On Friday I went out for coffee with daneres, whom I last saw in 1989 (!) We chatted for several hours over tea and gateau at the Victoria cafe (a new discovery on my part). It's very comforting that we get on well now, when our original connection was so long ago and when there was a huge age gap between us.
I was planning to make a post about how much I like living in the digital age, because being online allowed daneres to get back in touch with me, and LJ allows us to keep up with eachother's lives with almost no effort. And in the afternoon I wanted to get hold of some journal articles to read in preparation for starting work next month. So I showed up at the University Library, logged on to a computer there, downloaded a reading list from my email, and then downloaded pdfs of all the papers I wanted from online journals to my memory stick. Which is so incredibly easy and convenient even compared to how I would have gone about retrieving those papers five years ago. But when I got home the internet was full of interesting stuff which distracted me from writing a post about how much I love the internet...
I met up with megamole and company to ogle the Three emperors exhibition at the Royal Academy. It is both gorgeous and really informative; this is actually my second visit, though I didn't get round to writing up the first. My opinion is that anyone who finds themselves in England between now and the end of the exhibition in a month's time should try to get there. It's everything an exhibition should be, both in terms of the presentation and the content.
Things that are cool about it: official portraits of the Imperial family alongside the original formal robes they wore for the portraits! Examples which illustrate the Chinese discovering European art, so pictures which mix both Chinese-style and European style perspective, Chinese-style treatments of European subjects and European-style treatments of Chinese subjects, Chinese-made astrolabes and clocks and other such European scientific instruments, an engraving of the mirror image of the Brighton pavillion, a folly in the Imperial gardens built in the European style. Some antiquities from the collection of one of the emperors, which are startlingly old, and also the tenth century BCE originals are displayed alongside the eighteenth century CE artworks inspired by said antiques. A huge boulder of carved jade, taller than me but with detail down to the mm level. My absolute favourite thing is the long scrolls, the length of a fairly large room, which depict Imperial processions. And they have hundreds and hundreds of tiny little people, some of them watching the procession, some taking part in side attractions such as opera shows and food stalls, some just getting on with their own thing in the vicinity... and each little person, an inch or so high, has their own facial expression and clothing and, just wow.
London on the day after St Patricks day and with the Irish rugby victory was, well, full of loud drunk people in green. (I make no assumption that any of them were actually Irish, mind you.) There was also an extremely random demo, which I think was meant to be anti-war but also included banners for everything from "Free Palestine" to "Support the Norwich Association of Strawberry growers". I don't like demos at the best of times, and I have reasons to be suspicious of some of the Socialist Worker / Stop the War crowd.
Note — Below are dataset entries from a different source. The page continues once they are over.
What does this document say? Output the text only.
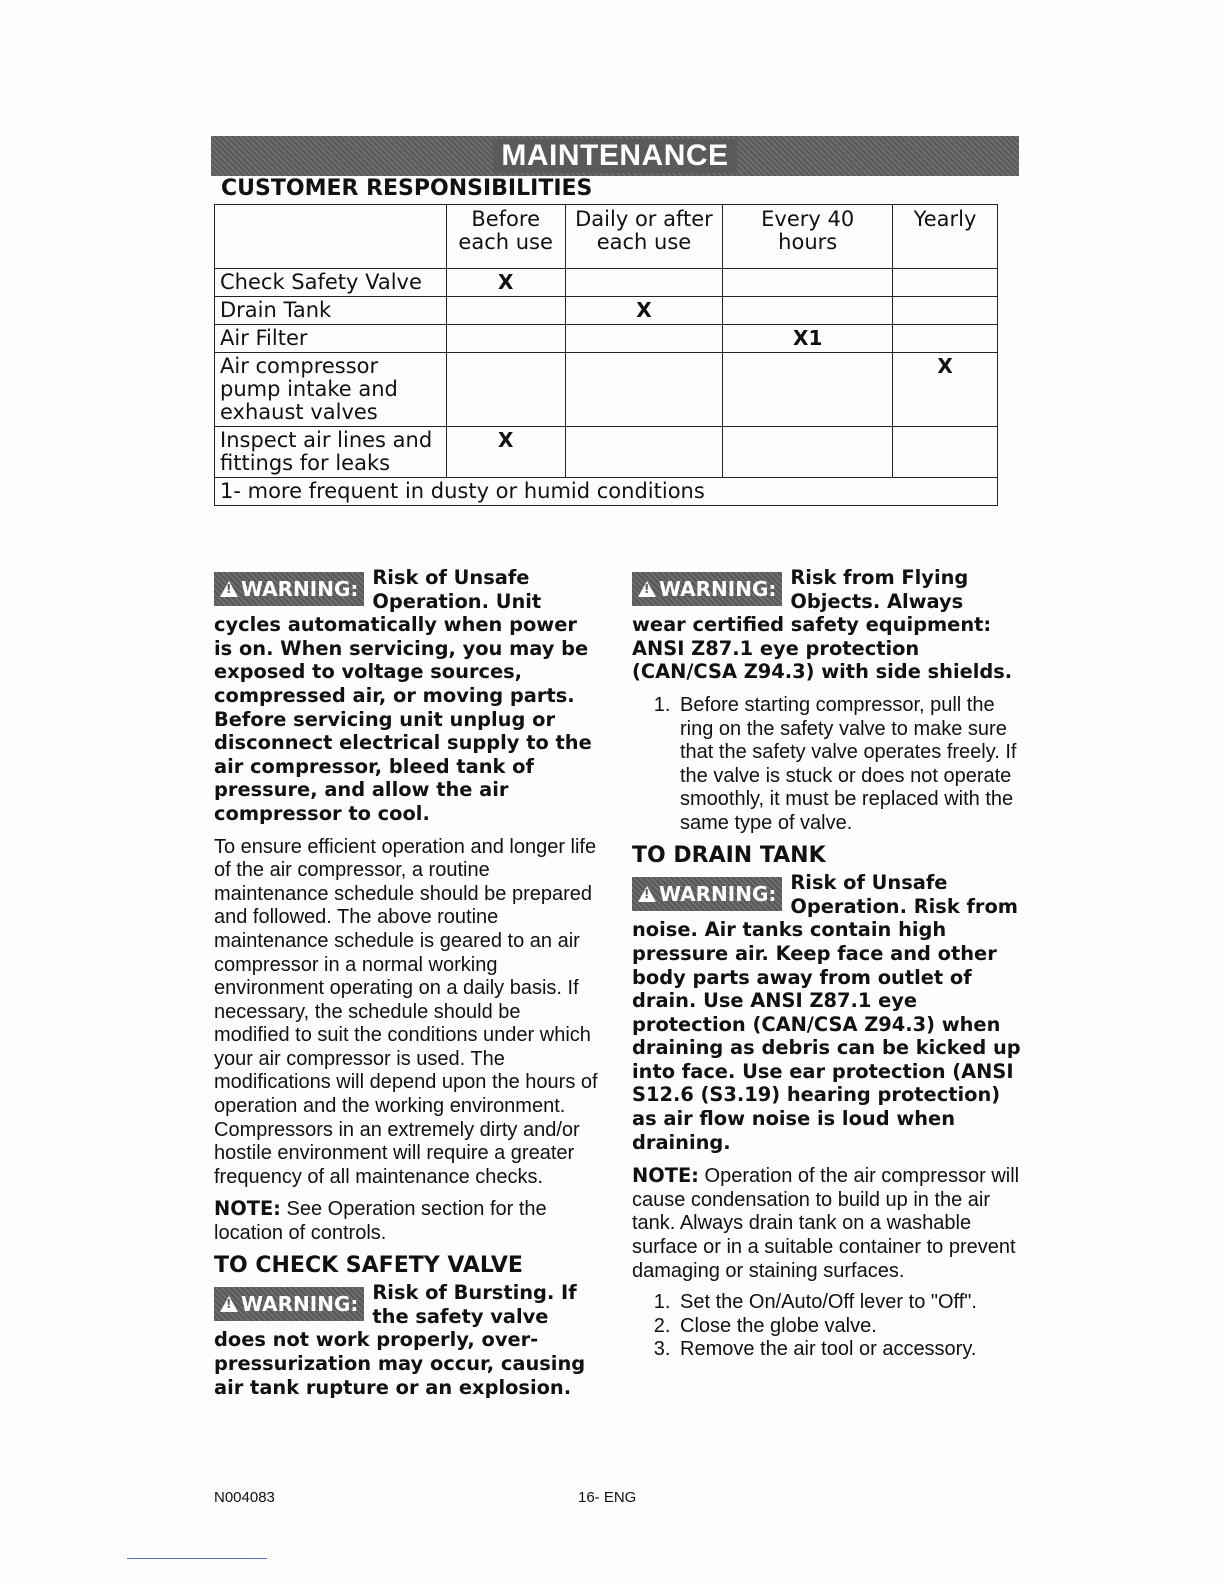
MAINTENANCE
CUSTOMER RESPONSIBILITIES
	Before each use	Daily or after each use	Every 40 hours	Yearly
Check Safety Valve	X			
Drain Tank		X		
Air Filter			X1	
Air compressor pump intake and exhaust valves				X
Inspect air lines and fittings for leaks	X			
1- more frequent in dusty or humid conditions				
!
WARNING: Risk of Unsafe Operation. Unit cycles automatically when power is on. When servicing, you may be exposed to voltage sources, compressed air, or moving parts. Before servicing unit unplug or disconnect electrical supply to the air compressor, bleed tank of pressure, and allow the air compressor to cool.

To ensure efficient operation and longer life of the air compressor, a routine maintenance schedule should be prepared and followed. The above routine maintenance schedule is geared to an air compressor in a normal working environment operating on a daily basis. If necessary, the schedule should be modified to suit the conditions under which your air compressor is used. The modifications will depend upon the hours of operation and the working environment. Compressors in an extremely dirty and/or hostile environment will require a greater frequency of all maintenance checks.

NOTE: See Operation section for the location of controls.

TO CHECK SAFETY VALVE
!
WARNING: Risk of Bursting. If the safety valve does not work properly, over-pressurization may occur, causing air tank rupture or an explosion.
!
WARNING: Risk from Flying Objects. Always wear certified safety equipment: ANSI Z87.1 eye protection (CAN/CSA Z94.3) with side shields.
1. Before starting compressor, pull the ring on the safety valve to make sure that the safety valve operates freely. If the valve is stuck or does not operate smoothly, it must be replaced with the same type of valve.
TO DRAIN TANK
!
WARNING: Risk of Unsafe Operation. Risk from noise. Air tanks contain high pressure air. Keep face and other body parts away from outlet of drain. Use ANSI Z87.1 eye protection (CAN/CSA Z94.3) when draining as debris can be kicked up into face. Use ear protection (ANSI S12.6 (S3.19) hearing protection) as air flow noise is loud when draining.

NOTE: Operation of the air compressor will cause condensation to build up in the air tank. Always drain tank on a washable surface or in a suitable container to prevent damaging or staining surfaces.

1. Set the On/Auto/Off lever to "Off".
2. Close the globe valve.
3. Remove the air tool or accessory.
N004083	16- ENG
I hate that my first reaction on seeing the demo go by was "eek, scary" rather than "yay, people are protesting about the war, maybe the government will pay some attention if enough people make enough fuss about it". I hate that I can't tell whether someone is waving a Palestinian flag because they genuinely care about Palestinian independence, or because it's just a cause du jour for the trendy left, or because they have swallowed the line that Israeli actions in the Territories are part of the same problem as American and British actions in Iraq. Or because they are anti-semitic infiltrators who are taking advantage of people in the former categories and using these attitudes as an excuse to cause trouble for Jews. So anyway, when I saw the demo I changed my route to get out of its way (and consequently got mildly lost in some of the back streets around there), and hid what I was wearing that would have made me visibly Jewish. Whereas I am in agreement with the main point of the demo, and I would have been happy to join it if I hadn't been scared. I hope unnecessarily.
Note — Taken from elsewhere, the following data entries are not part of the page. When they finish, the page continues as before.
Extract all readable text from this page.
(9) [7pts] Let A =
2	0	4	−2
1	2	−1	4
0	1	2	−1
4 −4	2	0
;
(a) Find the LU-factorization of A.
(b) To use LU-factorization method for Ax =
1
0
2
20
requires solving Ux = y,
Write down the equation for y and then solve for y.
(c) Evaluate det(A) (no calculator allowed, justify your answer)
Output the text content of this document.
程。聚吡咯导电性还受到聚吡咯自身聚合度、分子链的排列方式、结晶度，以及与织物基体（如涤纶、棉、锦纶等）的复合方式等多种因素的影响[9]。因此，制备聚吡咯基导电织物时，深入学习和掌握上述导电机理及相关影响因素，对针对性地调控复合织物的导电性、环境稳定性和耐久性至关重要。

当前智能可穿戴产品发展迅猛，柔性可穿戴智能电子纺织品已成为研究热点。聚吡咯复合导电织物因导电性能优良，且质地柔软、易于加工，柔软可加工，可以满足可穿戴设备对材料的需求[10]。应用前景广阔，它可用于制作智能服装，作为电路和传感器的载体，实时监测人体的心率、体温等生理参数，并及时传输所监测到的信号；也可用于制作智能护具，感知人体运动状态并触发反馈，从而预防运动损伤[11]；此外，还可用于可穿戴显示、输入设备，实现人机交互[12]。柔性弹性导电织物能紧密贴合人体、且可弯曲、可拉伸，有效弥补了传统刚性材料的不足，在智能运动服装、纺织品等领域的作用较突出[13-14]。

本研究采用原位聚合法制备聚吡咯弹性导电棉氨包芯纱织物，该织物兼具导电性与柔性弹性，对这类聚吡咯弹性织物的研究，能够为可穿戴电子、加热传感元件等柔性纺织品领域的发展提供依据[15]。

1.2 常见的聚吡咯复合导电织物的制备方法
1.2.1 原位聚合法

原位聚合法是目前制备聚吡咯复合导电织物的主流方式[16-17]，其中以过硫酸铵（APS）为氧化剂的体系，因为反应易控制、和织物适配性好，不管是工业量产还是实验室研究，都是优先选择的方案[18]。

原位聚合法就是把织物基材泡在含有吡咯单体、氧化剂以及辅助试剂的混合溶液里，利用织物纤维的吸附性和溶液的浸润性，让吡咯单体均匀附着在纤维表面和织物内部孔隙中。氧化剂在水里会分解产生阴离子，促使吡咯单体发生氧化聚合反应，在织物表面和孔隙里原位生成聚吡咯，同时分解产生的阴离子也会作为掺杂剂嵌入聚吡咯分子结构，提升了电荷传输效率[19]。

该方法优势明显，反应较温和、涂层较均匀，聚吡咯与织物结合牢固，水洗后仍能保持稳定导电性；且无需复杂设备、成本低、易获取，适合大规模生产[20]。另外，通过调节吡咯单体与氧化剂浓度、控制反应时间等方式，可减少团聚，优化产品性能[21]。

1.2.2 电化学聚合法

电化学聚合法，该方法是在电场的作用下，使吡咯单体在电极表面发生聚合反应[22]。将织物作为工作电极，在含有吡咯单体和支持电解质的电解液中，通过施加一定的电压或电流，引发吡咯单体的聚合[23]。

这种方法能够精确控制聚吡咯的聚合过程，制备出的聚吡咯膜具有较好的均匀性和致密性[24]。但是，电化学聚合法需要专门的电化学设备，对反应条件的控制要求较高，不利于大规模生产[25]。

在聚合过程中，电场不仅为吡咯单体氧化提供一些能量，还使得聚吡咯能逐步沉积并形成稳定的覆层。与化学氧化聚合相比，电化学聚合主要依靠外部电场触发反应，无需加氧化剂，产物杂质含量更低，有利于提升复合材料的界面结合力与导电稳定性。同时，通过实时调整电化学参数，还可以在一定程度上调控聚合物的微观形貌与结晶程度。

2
Anyway, our party (myself, megamole, cyberlibrarian and wryelle) did manage to find some decent places to drink that were not full of yobs. The Golden Lion, where I had some very drinkable cider. Then, since we were looking for food and the Golden Lion weren't serving just then, we headed into Soho and ended up in the Warwick by Picadilly Circus. It's a bit verging towards the trendy winebar side of things, but that meant it was classy enough not to be showing the rugby or encouraging its clientele to get pissed in loud obnoxious ways. And it managed to stay the right side of pretentious. We shared a platter which would have served as a pretty good introduction to pub food for someone unfamiliar with the concept.
Then to lethargic_man's place for a very pleasant evening and Sunday morning. He fed me exceedingly well, including birthday cake and pumpkin soup and other good things. And we chatted lots, and generally I think we're at the point of being just as comfortable together as when we were going out, which is really pleasing. I still don't know how to deal with him when he's in a bad mood, but then I never did. But the general conclusion is that I really like spending time with lethargic_man. Yay.
Finally I ended up chez fluffymark. We've been meaning to get together for ages and we keep failing to arrange it. But anyway, we had a very pleasant chat over some rather intense Japanese jasmine tea, so that was very nice.
For this week, I'm going to the Carlton this evening, and Borders tomorrow, so do come along if you happen to be in the area and want to see me.